The only way the spring constant will change is if the coil spring is wound in such a way as to allow certain coils to collapse before others (commonly called a 'cargo coil' over here in the US).

The way to prove it is to consider the forces on the slider when in position x. By Hooke's law, the mainspring supplies a force k0(x-x0), where k0 is the characteristic spring constant of the mainspring, and x0 is the rest position if there were no rebound spring. The rebound spring supplies a force -k1(x-x1), where k1 is the spring constant of the rebound spring, x1 is the rest position if there were no mainspring, and the minus sign is because (over the whole travel where both springs are acting) the springs push in opposite directions.

So the total spring force is k0(x-x0) - k1(x-x1).

This can be rearranged to (k0-k1)(x - (k0x0 - k1x1)/(k0-k1))

Which is the same force as would be applied by a weaker spring (strength k0-k1) with a different offset (note that the term on the right is a constant, independent of x).

Peter

But what if k0 = k1?

I think what we have is case 4 of this:
http://www.madsci.org/posts/archives/2001-02/981476550.Ph.r.html

Urk. Yes, you're quite right, I lost a minus sign somewhere.


Yes, OK, yes we do. Both springs are acting so that the further up the kingpin the slider is, the greater the downwards force on it. (In the case of the rebound spring, the lesser the upwards force, but that's the same thing.)

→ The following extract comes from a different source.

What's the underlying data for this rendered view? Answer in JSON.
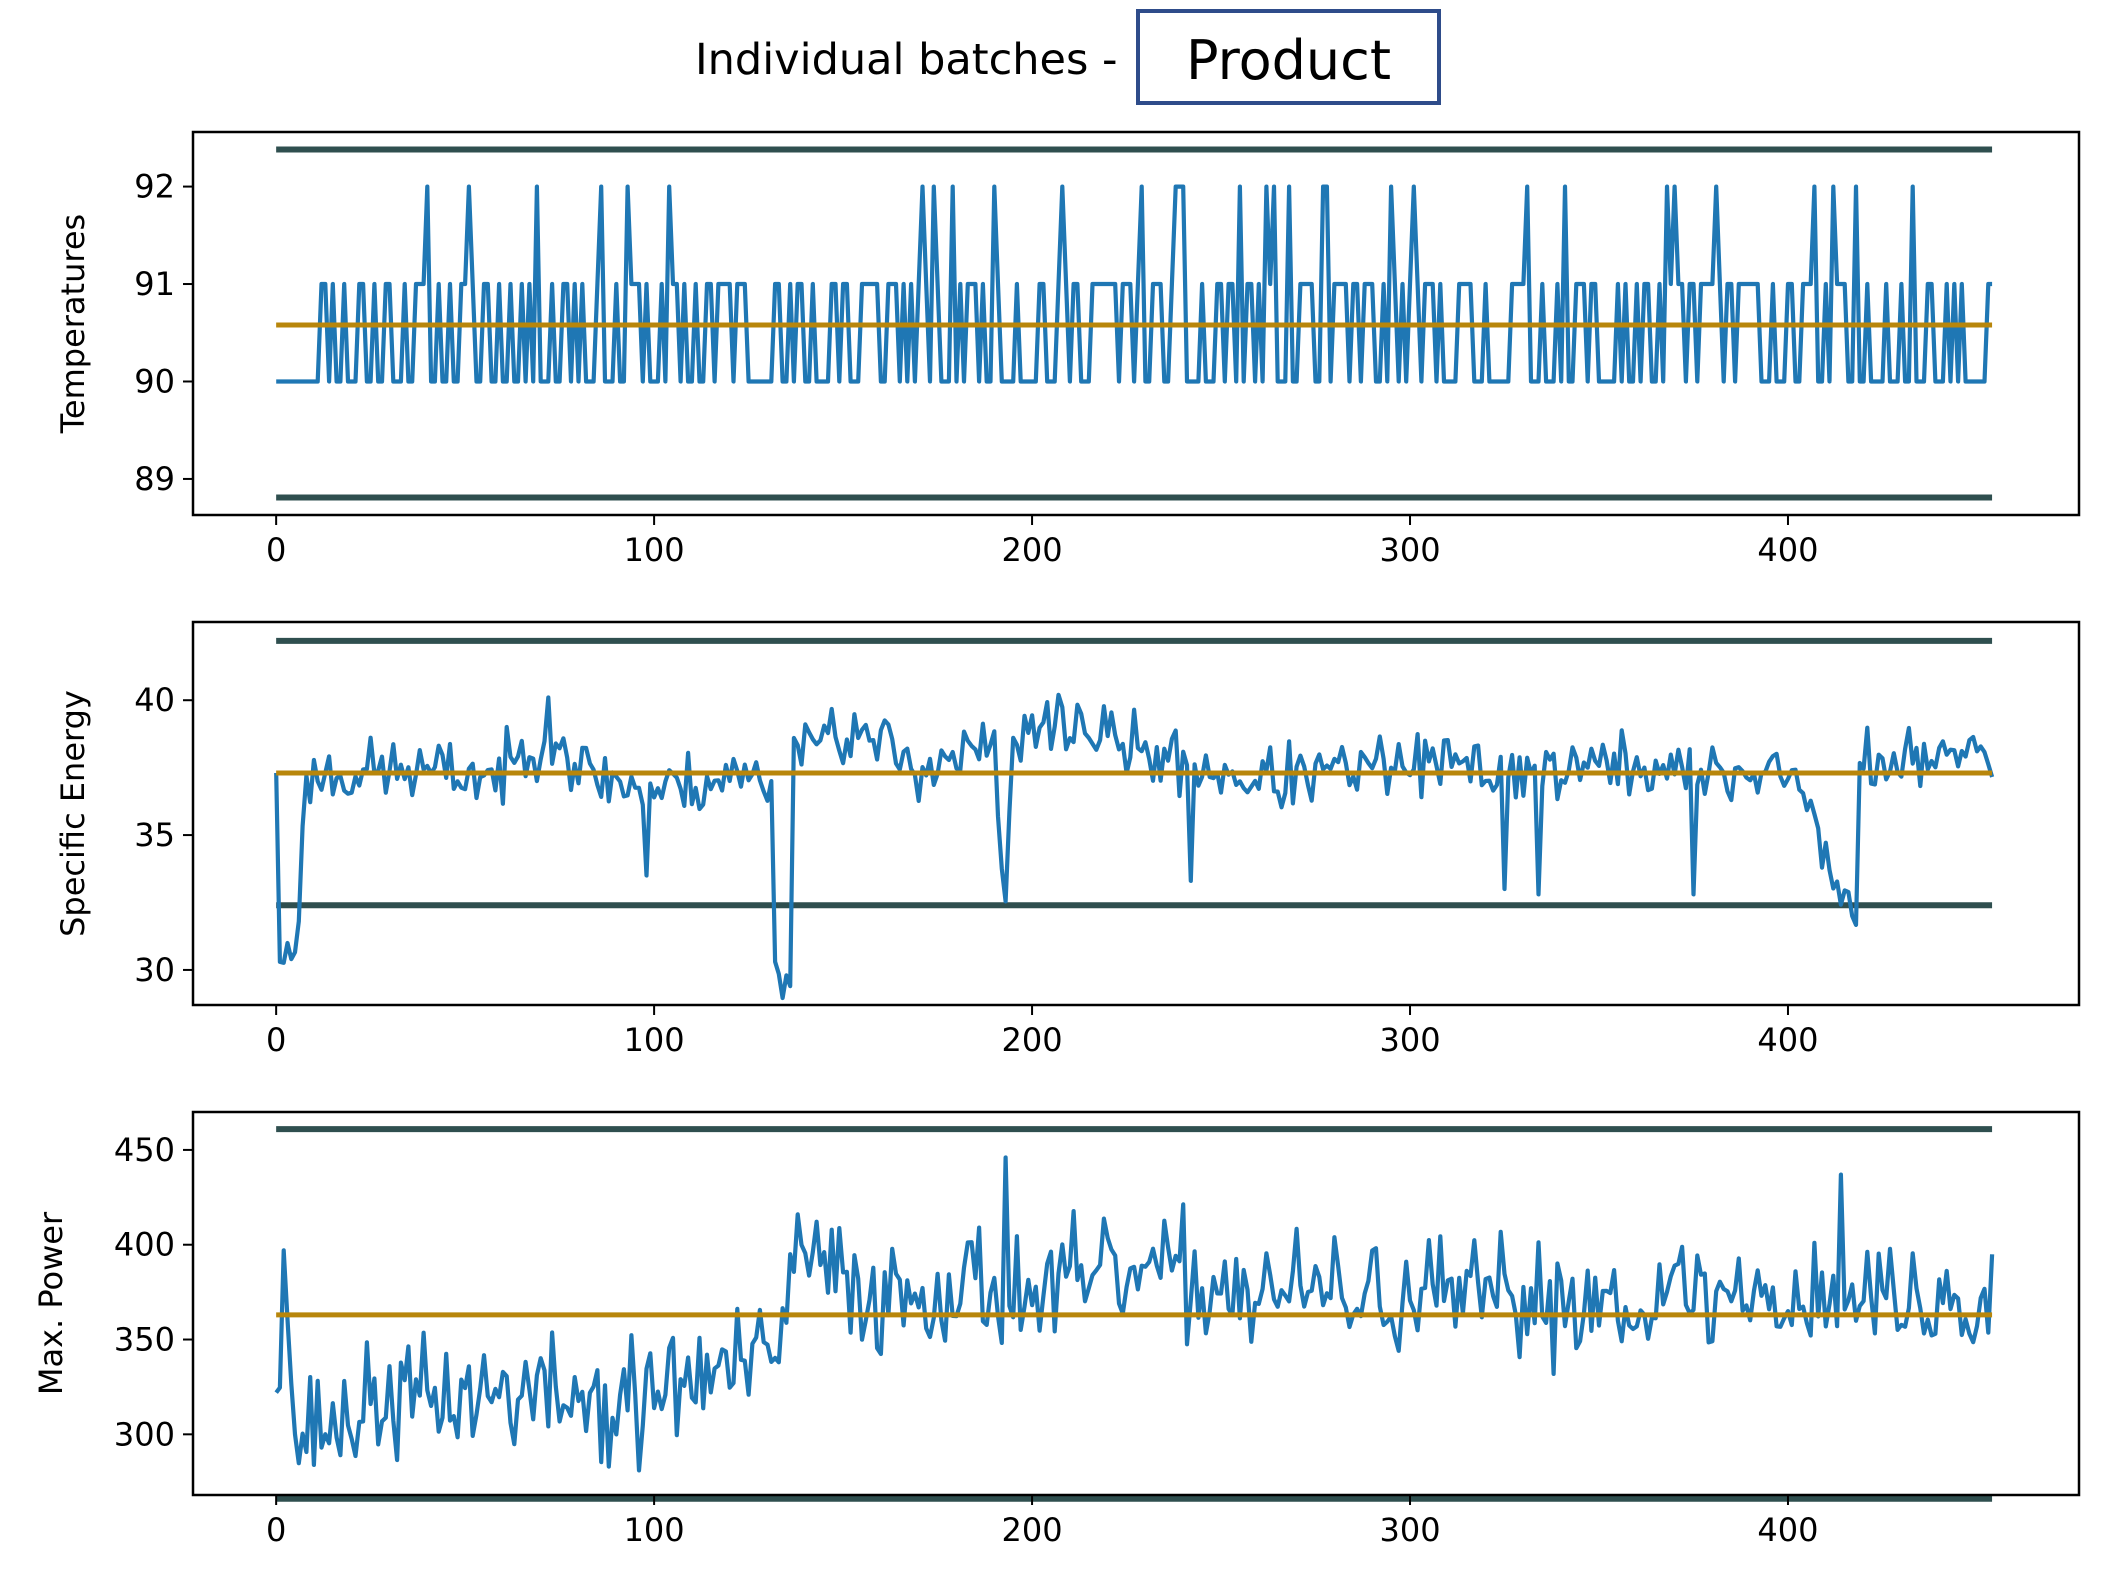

So you really do have a suspension that gets less stiff once excursion reaches a certain amount. Presumably that excursion isn't very large? i.e. the rebound spring isn't much longer unstressed than it is installed with the car at rest?

Peter

Originally, yes, but it seems over the years small changes have accumulated making the preload pressure higher, putting more stress on the rebound spring. Most of the attempts to solve the issue have focused on the shocks or the slider bushes, instead of just shortening the spring...

Yes, it's 2 springs in parallel, so F=k1x1 + k2x2. Once the bottom spring (s2) disconnects, it's just one spring with F=k1x1. Note that F=0 on the bottom spring when it disconnects -- that is your x=0 point for that spring.

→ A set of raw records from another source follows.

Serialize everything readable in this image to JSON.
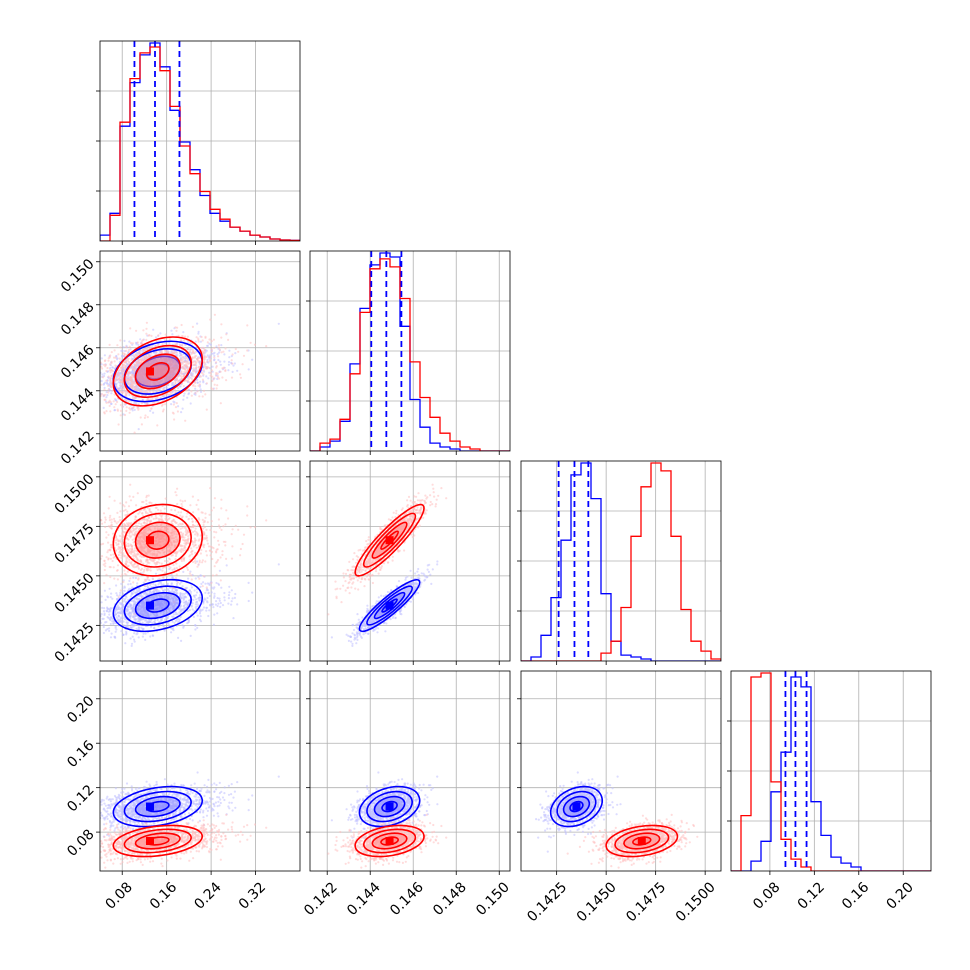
{
  "chart_data": {
    "type": "corner",
    "n_params": 4,
    "title": "",
    "axis_labels": [
      "",
      "",
      "",
      ""
    ],
    "ranges": [
      [
        0.04,
        0.4
      ],
      [
        0.1412,
        0.1505
      ],
      [
        0.1407,
        0.1508
      ],
      [
        0.045,
        0.225
      ]
    ],
    "ticks": [
      [
        "0.08",
        "0.16",
        "0.24",
        "0.32"
      ],
      [
        "0.142",
        "0.144",
        "0.146",
        "0.148",
        "0.150"
      ],
      [
        "0.1425",
        "0.1450",
        "0.1475",
        "0.1500"
      ],
      [
        "0.08",
        "0.12",
        "0.16",
        "0.20"
      ]
    ],
    "grid": true,
    "legend": "none",
    "series": [
      {
        "color": "#0000ff",
        "means": [
          0.13,
          0.1449,
          0.1435,
          0.103
        ],
        "sds": [
          0.04,
          0.0007,
          0.00065,
          0.009
        ],
        "corr": [
          [
            1,
            0.3,
            0.3,
            0.3
          ],
          [
            0.3,
            1,
            0.9,
            0.3
          ],
          [
            0.3,
            0.9,
            1,
            0.3
          ],
          [
            0.3,
            0.3,
            0.3,
            1
          ]
        ],
        "quantile_lines": [
          [
            0.102,
            0.139,
            0.183
          ],
          [
            0.14405,
            0.14475,
            0.14545
          ],
          [
            0.1426,
            0.1434,
            0.1441
          ],
          [
            0.094,
            0.103,
            0.113
          ]
        ]
      },
      {
        "color": "#ff0000",
        "means": [
          0.13,
          0.1449,
          0.1468,
          0.072
        ],
        "sds": [
          0.04,
          0.0008,
          0.0009,
          0.007
        ],
        "corr": [
          [
            1,
            0.35,
            0.1,
            0.3
          ],
          [
            0.35,
            1,
            0.9,
            0.3
          ],
          [
            0.1,
            0.9,
            1,
            0.3
          ],
          [
            0.3,
            0.3,
            0.3,
            1
          ]
        ]
      }
    ],
    "histograms": {
      "0": [
        {
          "series": 0,
          "heights": [
            0.03,
            0.14,
            0.58,
            0.8,
            0.94,
            1.0,
            0.88,
            0.66,
            0.5,
            0.36,
            0.23,
            0.14,
            0.1,
            0.07,
            0.05,
            0.03,
            0.02,
            0.01,
            0.005,
            0.003
          ]
        },
        {
          "series": 1,
          "heights": [
            0.0,
            0.13,
            0.6,
            0.82,
            0.95,
            0.98,
            0.86,
            0.68,
            0.48,
            0.34,
            0.25,
            0.16,
            0.11,
            0.07,
            0.05,
            0.03,
            0.02,
            0.01,
            0.005,
            0.003
          ]
        }
      ],
      "1": [
        {
          "series": 0,
          "heights": [
            0.0,
            0.02,
            0.05,
            0.15,
            0.44,
            0.72,
            0.94,
            1.0,
            0.98,
            0.63,
            0.26,
            0.12,
            0.04,
            0.02,
            0.01,
            0.0,
            0.0,
            0.0,
            0.0,
            0.0
          ]
        },
        {
          "series": 1,
          "heights": [
            0.0,
            0.04,
            0.06,
            0.16,
            0.39,
            0.7,
            0.92,
            0.97,
            0.93,
            0.77,
            0.45,
            0.27,
            0.17,
            0.09,
            0.05,
            0.02,
            0.01,
            0.0,
            0.0,
            0.0
          ]
        }
      ],
      "2": [
        {
          "series": 0,
          "heights": [
            0.0,
            0.02,
            0.13,
            0.32,
            0.61,
            0.94,
            1.0,
            0.82,
            0.34,
            0.1,
            0.03,
            0.02,
            0.01,
            0.0,
            0.0,
            0.0,
            0.0,
            0.0,
            0.0,
            0.0
          ]
        },
        {
          "series": 1,
          "heights": [
            0.0,
            0.0,
            0.0,
            0.0,
            0.0,
            0.0,
            0.0,
            0.0,
            0.04,
            0.1,
            0.27,
            0.63,
            0.88,
            1.0,
            0.96,
            0.63,
            0.26,
            0.1,
            0.05,
            0.01
          ]
        }
      ],
      "3": [
        {
          "series": 0,
          "heights": [
            0.0,
            0.0,
            0.05,
            0.15,
            0.4,
            0.6,
            0.98,
            0.93,
            0.35,
            0.18,
            0.07,
            0.04,
            0.02,
            0.0,
            0.0,
            0.0,
            0.0,
            0.0,
            0.0,
            0.0
          ]
        },
        {
          "series": 1,
          "heights": [
            0.0,
            0.28,
            0.98,
            1.0,
            0.45,
            0.16,
            0.06,
            0.02,
            0.0,
            0.0,
            0.0,
            0.0,
            0.0,
            0.0,
            0.0,
            0.0,
            0.0,
            0.0,
            0.0,
            0.0
          ]
        }
      ]
    }
  }
}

The restorative force as a function of distance will look like a ramp that suddenly becomes steeper when the second spring is acting.

[quote=TigerJimmyThe restorative force as a function of distance will look like a ramp that suddenly becomes steeper when the second spring is acting. [/quote]

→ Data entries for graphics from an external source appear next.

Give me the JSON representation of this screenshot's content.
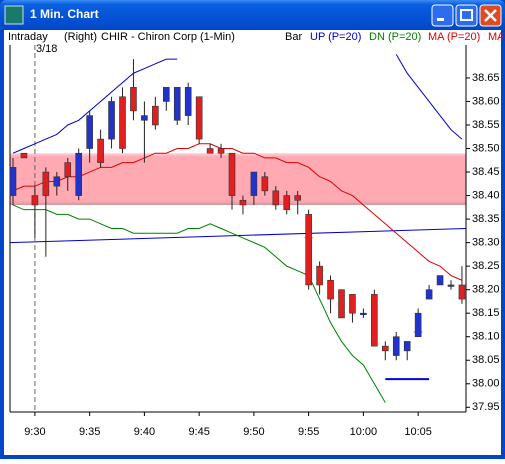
{
  "window": {
    "title": "1 Min. Chart"
  },
  "header": {
    "items": [
      "Intraday",
      "(Right)",
      "CHIR - Chiron Corp (1-Min)"
    ],
    "style": "Bar",
    "truncated": "MA"
  },
  "chart_data": {
    "type": "candlestick",
    "date_label": "3/18",
    "categories": [
      null,
      null,
      "9:30",
      null,
      null,
      null,
      null,
      "9:35",
      null,
      null,
      null,
      null,
      "9:40",
      null,
      null,
      null,
      null,
      "9:45",
      null,
      null,
      null,
      null,
      "9:50",
      null,
      null,
      null,
      null,
      "9:55",
      null,
      null,
      null,
      null,
      "10:00",
      null,
      null,
      null,
      null,
      "10:05",
      null,
      null,
      null,
      null
    ],
    "open": [
      38.4,
      38.49,
      38.4,
      38.45,
      38.42,
      38.47,
      38.4,
      38.5,
      38.52,
      38.52,
      38.61,
      38.63,
      38.56,
      38.59,
      38.6,
      38.56,
      38.57,
      38.61,
      38.5,
      38.5,
      38.49,
      38.39,
      38.4,
      38.44,
      38.41,
      38.4,
      38.4,
      38.36,
      38.25,
      38.22,
      38.2,
      38.19,
      38.15,
      38.19,
      38.08,
      38.06,
      38.07,
      38.1,
      38.18,
      38.21,
      38.21,
      38.21
    ],
    "high": [
      38.48,
      38.49,
      38.42,
      38.46,
      38.45,
      38.48,
      38.5,
      38.58,
      38.54,
      38.61,
      38.63,
      38.69,
      38.6,
      38.61,
      38.63,
      38.63,
      38.64,
      38.61,
      38.51,
      38.51,
      38.49,
      38.4,
      38.45,
      38.45,
      38.42,
      38.41,
      38.41,
      38.37,
      38.26,
      38.23,
      38.2,
      38.19,
      38.16,
      38.2,
      38.09,
      38.11,
      38.09,
      38.16,
      38.21,
      38.23,
      38.22,
      38.25
    ],
    "low": [
      38.38,
      38.48,
      38.31,
      38.27,
      38.4,
      38.41,
      38.39,
      38.47,
      38.46,
      38.5,
      38.49,
      38.56,
      38.47,
      38.54,
      38.58,
      38.55,
      38.55,
      38.51,
      38.49,
      38.48,
      38.37,
      38.36,
      38.38,
      38.4,
      38.37,
      38.36,
      38.36,
      38.2,
      38.19,
      38.15,
      38.14,
      38.13,
      38.14,
      38.08,
      38.05,
      38.05,
      38.05,
      38.1,
      38.18,
      38.21,
      38.2,
      38.17
    ],
    "close": [
      38.46,
      38.48,
      38.38,
      38.4,
      38.44,
      38.44,
      38.49,
      38.57,
      38.47,
      38.6,
      38.5,
      38.58,
      38.57,
      38.55,
      38.63,
      38.63,
      38.63,
      38.52,
      38.49,
      38.49,
      38.4,
      38.38,
      38.45,
      38.41,
      38.38,
      38.37,
      38.39,
      38.21,
      38.21,
      38.18,
      38.14,
      38.15,
      38.15,
      38.08,
      38.07,
      38.1,
      38.09,
      38.15,
      38.2,
      38.23,
      38.21,
      38.18
    ],
    "up_color": "#2233cc",
    "down_color": "#e02020",
    "series": [
      {
        "name": "UP (P=20)",
        "color": "#0000cc",
        "values": [
          38.49,
          38.5,
          38.51,
          38.52,
          38.53,
          38.55,
          38.56,
          38.58,
          38.6,
          38.62,
          38.64,
          38.66,
          38.67,
          38.68,
          38.69,
          38.69,
          null,
          null,
          null,
          null,
          null,
          null,
          null,
          null,
          null,
          null,
          null,
          null,
          null,
          null,
          null,
          null,
          null,
          null,
          null,
          38.7,
          38.66,
          38.63,
          38.6,
          38.57,
          38.54,
          38.52
        ]
      },
      {
        "name": "DN (P=20)",
        "color": "#008000",
        "values": [
          38.38,
          38.37,
          38.37,
          38.37,
          38.36,
          38.36,
          38.35,
          38.35,
          38.34,
          38.33,
          38.33,
          38.32,
          38.32,
          38.32,
          38.32,
          38.32,
          38.33,
          38.33,
          38.34,
          38.33,
          38.32,
          38.31,
          38.3,
          38.29,
          38.27,
          38.25,
          38.24,
          38.23,
          38.18,
          38.13,
          38.09,
          38.06,
          38.04,
          38.0,
          37.96,
          null,
          null,
          null,
          null,
          null,
          null,
          null
        ]
      },
      {
        "name": "MA (P=20)",
        "color": "#e00000",
        "values": [
          38.41,
          38.42,
          38.42,
          38.43,
          38.43,
          38.44,
          38.44,
          38.45,
          38.46,
          38.46,
          38.47,
          38.47,
          38.48,
          38.49,
          38.49,
          38.5,
          38.5,
          38.51,
          38.51,
          38.5,
          38.5,
          38.49,
          38.49,
          38.48,
          38.48,
          38.47,
          38.47,
          38.46,
          38.44,
          38.43,
          38.41,
          38.4,
          38.38,
          38.36,
          38.34,
          38.32,
          38.3,
          38.28,
          38.26,
          38.25,
          38.23,
          38.22
        ]
      }
    ],
    "zone": {
      "values": [
        38.38,
        38.49
      ],
      "color": "#ff9aa6"
    },
    "trendline": {
      "values": [
        38.3,
        38.33
      ],
      "color": "#0000cc"
    },
    "support": {
      "color": "#0000ee",
      "values": [
        null,
        null,
        null,
        null,
        null,
        null,
        null,
        null,
        null,
        null,
        null,
        null,
        null,
        null,
        null,
        null,
        null,
        null,
        null,
        null,
        null,
        null,
        null,
        null,
        null,
        null,
        null,
        null,
        null,
        null,
        null,
        null,
        null,
        null,
        38.01,
        38.01,
        38.01,
        38.01,
        38.01,
        null,
        null,
        null
      ]
    },
    "markers": [
      {
        "color": "#e02020",
        "values": [
          null,
          null,
          null,
          null,
          null,
          null,
          null,
          null,
          null,
          null,
          null,
          null,
          null,
          null,
          null,
          null,
          null,
          null,
          null,
          null,
          null,
          null,
          null,
          null,
          null,
          null,
          null,
          38.31,
          null,
          null,
          null,
          null,
          null,
          null,
          null,
          null,
          null,
          null,
          null,
          null,
          null,
          null
        ]
      },
      {
        "color": "#2233cc",
        "values": [
          null,
          null,
          null,
          null,
          null,
          null,
          null,
          null,
          null,
          null,
          null,
          null,
          null,
          null,
          null,
          null,
          null,
          null,
          null,
          null,
          null,
          null,
          null,
          null,
          null,
          null,
          null,
          null,
          null,
          null,
          null,
          null,
          null,
          null,
          null,
          null,
          null,
          38.11,
          null,
          null,
          null,
          null
        ]
      }
    ],
    "ylim": [
      37.94,
      38.72
    ],
    "yticks": [
      37.95,
      {
        "value": 38.0,
        "label": "38.00"
      },
      38.05,
      {
        "value": 38.1,
        "label": "38.10"
      },
      38.15,
      {
        "value": 38.2,
        "label": "38.20"
      },
      38.25,
      {
        "value": 38.3,
        "label": "38.30"
      },
      38.35,
      {
        "value": 38.4,
        "label": "38.40"
      },
      38.45,
      {
        "value": 38.5,
        "label": "38.50"
      },
      38.55,
      {
        "value": 38.6,
        "label": "38.60"
      },
      38.65
    ]
  }
}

That's the desirable part - stiffer rebound. Unfortunately it also makes the initial bounce response stiffer (and anti-progressive).

You could have some custom upper coils wound for you with something like this in mind.

Yeah, dampers are supposed to handle some of this. It depends -- do you really want stiffer rebound or do you want to smooth out really rapid transients?

Springs give a force proportional to displacement (x). Dampers give a force proportional to velocity (dx/dt).

And of course on a Morgan suspension you have a fair bit of the third alternative, static friction (bushings against the kingpin). So not entirely trivial to analyze the whole combination.

Well, as my fantastic Controls professor used to say, "friction always acts to stabilize the system, so there's no need to model it." Particularly given the magnitude of the forces involved in a car suspension, you can leave those terms out.

My bigger question is -- exactly what are you trying to accomplish?

Well, with the Morgan that stabilizing is actually significant and of interest - some people report managing surprisingly well without any shocks/dampers at all just because there is so much friction

Basically just understand the system, and how different tweaks affect it. A good example is that a lot of people seem to shorten the springs in order to get a softer suspension - and of course accomplish exactly the opposite, except when the shortening drives the suspension in a mode where the rebound spring is fully extended and floating free.